Community Living British Columbia, though, disputes Ms. Steele's statements. Responding to a request for comment placed last week, authority external relations advisor Lisa Gardonio writes, "We are modifying some operational practices at Community Living BC to better streamline and enhance our services for the individuals and families we support. These changes will provide staff with more time to focus on building the infrastructure necessary to fully implement our service delivery model."

Continued Ms. Gardonio, "We have always said we will listen to what works best for individuals and families and we are doing just that. These changes reflect input and feedback from both our staff and the individuals we serve." The following is a complete copy of the aformentioned memo.

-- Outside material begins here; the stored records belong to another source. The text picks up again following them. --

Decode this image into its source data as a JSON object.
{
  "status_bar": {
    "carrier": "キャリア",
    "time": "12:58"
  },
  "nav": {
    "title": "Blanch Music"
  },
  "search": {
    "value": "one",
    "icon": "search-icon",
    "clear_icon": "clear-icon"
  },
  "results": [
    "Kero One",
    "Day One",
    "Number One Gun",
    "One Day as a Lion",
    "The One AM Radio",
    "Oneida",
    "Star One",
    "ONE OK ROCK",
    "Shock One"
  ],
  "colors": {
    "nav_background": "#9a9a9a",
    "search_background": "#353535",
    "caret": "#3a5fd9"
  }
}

Focus on Individuals and Families - Operational Changes

Further to CLBC's ongoing commitment to continual improvement and in response to feedback from individuals, families and CLBC staff, CLBC is modifying some operational practices to better streamline and enhance our services.

Current Situation

CLBC's commitment to develop support plans is having a number of unintended consequences:
* Individuals and families increasingly link plans with funding and resource allocation
* Individuals and families are routinely waitlisted to have a plan developed
* People with completed plans are often waitlisted for services or offered existing programs
* Time spent on plans that are not implemented pre-empts time for community development
* Plans submitted by individuals, families and providers take analysts significant time to review and assess
* Individuals and families are increasingly requesting continuity with contacts at CLBC for family support, information and self advocacy issues prior to plan development

This situation negatively impacts CLBC's staff time and financial resources. The service system remains crisis driven and individuals, families and staff are becoming increasingly frustrated.

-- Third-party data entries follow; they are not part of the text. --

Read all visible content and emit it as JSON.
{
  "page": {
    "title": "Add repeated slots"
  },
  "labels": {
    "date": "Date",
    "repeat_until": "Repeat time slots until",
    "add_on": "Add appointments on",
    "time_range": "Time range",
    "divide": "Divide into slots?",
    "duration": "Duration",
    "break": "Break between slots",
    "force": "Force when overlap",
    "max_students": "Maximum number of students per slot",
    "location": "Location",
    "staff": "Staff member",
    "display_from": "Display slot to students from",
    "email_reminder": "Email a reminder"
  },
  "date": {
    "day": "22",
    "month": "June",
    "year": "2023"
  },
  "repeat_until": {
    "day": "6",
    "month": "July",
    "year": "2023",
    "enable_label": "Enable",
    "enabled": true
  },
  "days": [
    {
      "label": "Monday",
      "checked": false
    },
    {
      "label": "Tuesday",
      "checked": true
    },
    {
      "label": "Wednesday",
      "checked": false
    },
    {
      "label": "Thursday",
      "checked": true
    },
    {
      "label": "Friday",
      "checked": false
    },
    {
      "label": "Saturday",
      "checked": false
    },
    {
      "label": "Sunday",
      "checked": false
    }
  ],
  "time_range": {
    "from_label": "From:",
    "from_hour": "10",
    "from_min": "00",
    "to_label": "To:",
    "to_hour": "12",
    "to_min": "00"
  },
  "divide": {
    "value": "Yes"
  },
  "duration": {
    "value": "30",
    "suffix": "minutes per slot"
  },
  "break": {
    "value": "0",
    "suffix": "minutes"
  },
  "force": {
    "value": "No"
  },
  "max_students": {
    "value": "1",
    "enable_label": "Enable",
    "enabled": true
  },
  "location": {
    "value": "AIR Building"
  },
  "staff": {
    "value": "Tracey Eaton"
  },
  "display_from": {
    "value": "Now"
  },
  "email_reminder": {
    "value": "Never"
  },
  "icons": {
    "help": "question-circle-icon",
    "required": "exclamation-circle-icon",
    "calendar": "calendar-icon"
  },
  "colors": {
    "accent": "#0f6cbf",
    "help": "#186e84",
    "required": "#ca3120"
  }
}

CLBC will take these actions to support the move to a more proactive person-centred system:
* Individuals and families will;
* Have the name of a facilitator to call for information and advice
* Be advised of funding availability prior to any discussions about participating in a person-centred planning process to access supports and services
* Be offered support to help gain access to generic and informal community supports, without developing a plan
* Receive the support they require from facilitators to resolve their concerns and increase their capacity for the future
Facilitator time will be prioritized to provide family support and for plan development where CLBC can implement the funding request in the plan. Funding priorities will be determined between Managers and Community Councils at the local level.
* Some services such as day programs, supported employment, respite, and life-skills training may require less detailed planning. Local Managers to determine the requirements.
* Whenever possible, analysts will use the Guide to Support Allocation and the new negotiating instructions when designating new funding or when reviewing existing contracts
* Confirmation of eligibility will become the responsibility of facilitators
By streamlining the planning process, and better organizing responses to individuals and families;
* Facilitators can dedicate time to:
* Expand capacity of generic and other unfunded community supports
* Work with individuals and families to explore how generic and informal supports can meet their needs where they are waitlisted for formal services and/or planning
* Explore partnerships and cost-sharing arrangements with school boards and Ministry of Employment and Income Assistance (MEIA) who share a mandate around planning and/or provision of supports
* Provide ongoing assistance to individuals and families who require additional support
* Analysts can dedicate time to reviewing how contracted funds are expended and un-bundling existing funding for individual support plans and individualized funding.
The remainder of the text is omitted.